Mercredi 6 Août 2014

Le potentiel économique de l’Afrique attise de plus en plus les convoitises des investisseurs étrangers d’autant que les ressources disponibles pour financer le développement à long terme du continent sont très insuffisantes.




Cheikhna Traoré est  responsable Informatique d’Application (RIA) Gestion des titres, de l’or et du collatéral
Cheikhna Traoré est responsable Informatique d’Application (RIA) Gestion des titres, de l’or et du collatéral
Le potentiel dont il est question est la croissance annuelle qui s’établit en moyenne à environ 5% depuis plus d’une dizaine d’années. L’Afrique subsaharienne dépasserait même un taux de 6% par an si on ne tient pas compte de l’Afrique du Sud qui tire cette croissance globale vers le bas avec ses 2%.
Ce potentiel est donc accueilli favorablement par les marchés financiers d’où la confiance constatée des investisseurs étrangers aux différentes émissions obligataires des pays Africains. En réalité, il s’agit d’une confiance à la croissance toutes choses égales par ailleurs c’est-à-dire une confiance qui semble faire abstraction des éléments aussi importants et structurants que les faiblesses structurelles des politiques africaines, le rôle très inquiétant des agences de notation dans l’évaluation des pays Africains, les problèmes démographiques, la transparence des politiques, les difficultés rencontrées pour réduire la pauvreté, la mauvaise gouvernance des dirigeants africains, etc.
La dette Africaine rencontre un succès certain sur les marchés financiers internationaux depuis quelques années.
Plus d’une dizaine de pays Africains sont intervenus sur les marchés pour émettre de la dette via un actif financier nommé Euro-bond (ou Euro-Obligation).
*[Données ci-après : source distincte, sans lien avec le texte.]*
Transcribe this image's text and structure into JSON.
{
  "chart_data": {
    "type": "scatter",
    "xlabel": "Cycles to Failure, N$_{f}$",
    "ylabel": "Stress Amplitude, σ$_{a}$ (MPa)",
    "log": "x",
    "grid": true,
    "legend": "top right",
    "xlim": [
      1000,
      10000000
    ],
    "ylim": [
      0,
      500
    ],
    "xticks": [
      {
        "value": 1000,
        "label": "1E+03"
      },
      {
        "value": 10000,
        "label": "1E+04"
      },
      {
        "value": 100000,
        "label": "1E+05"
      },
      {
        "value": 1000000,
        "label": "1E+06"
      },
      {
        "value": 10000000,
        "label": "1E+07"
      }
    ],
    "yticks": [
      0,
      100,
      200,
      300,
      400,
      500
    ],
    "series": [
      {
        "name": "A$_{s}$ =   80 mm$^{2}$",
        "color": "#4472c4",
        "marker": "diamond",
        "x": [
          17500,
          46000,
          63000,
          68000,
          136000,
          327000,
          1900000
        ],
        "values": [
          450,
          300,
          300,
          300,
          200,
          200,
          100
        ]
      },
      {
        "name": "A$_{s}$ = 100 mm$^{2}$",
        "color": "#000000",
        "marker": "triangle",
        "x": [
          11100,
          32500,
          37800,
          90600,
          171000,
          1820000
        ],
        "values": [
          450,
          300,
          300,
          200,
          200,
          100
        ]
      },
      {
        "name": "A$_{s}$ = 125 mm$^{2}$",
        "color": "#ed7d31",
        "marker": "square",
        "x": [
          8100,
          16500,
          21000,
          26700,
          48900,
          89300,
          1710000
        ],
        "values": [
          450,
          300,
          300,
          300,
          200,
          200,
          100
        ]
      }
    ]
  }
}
Il s’agit d’un actif de référence comparable au bon du trésor américain. Concrètement l’Euro-bond est une obligation libellée dans une monnaie différente de celle du pays de l’émetteur.
Les émissions successives en Juillet 2014 de la Côte d’ivoire puis du Sénégal attestent de l’engouement pour la dette Africaine. Les deux pays de l’Afrique subsaharienne ont levé respectivement pour une maturité de 10 ans, 750 millions de dollars le 16/07/2014 avec un taux de 5,625% et 500 millions de dollars le 23/07/2014 avec un taux de 6,25%.
Non seulement ces pays n’étaient pas à leurs premiers essais mais d’autres pays comme le Ghana, (premier à s’être lancé dans cette aventure en 2007), le Gabon, l’Afrique du Sud, le Maroc, la Zambie, le Kenya, etc. ont également émis avec succès des dettes sur les marchés. L’Afrique du Sud est même arrivé à placer en Septembre 2013 une dette de 2 milliards de dollars au taux de 6% avec une maturité 2025.
La notion de succès est prise ici dans le sens de l’intérêt qu’ont eu les investisseurs pour les dettes Africaines. Par exemple si l’on prend le cas de la côte d’ivoire, la souscription totale a été 4714 millions de dollars par rapport à la demande initiale qui était de six fois moins. Quant au Sénégal, le pays a obtenu près de 7 fois ce qu’il espérait.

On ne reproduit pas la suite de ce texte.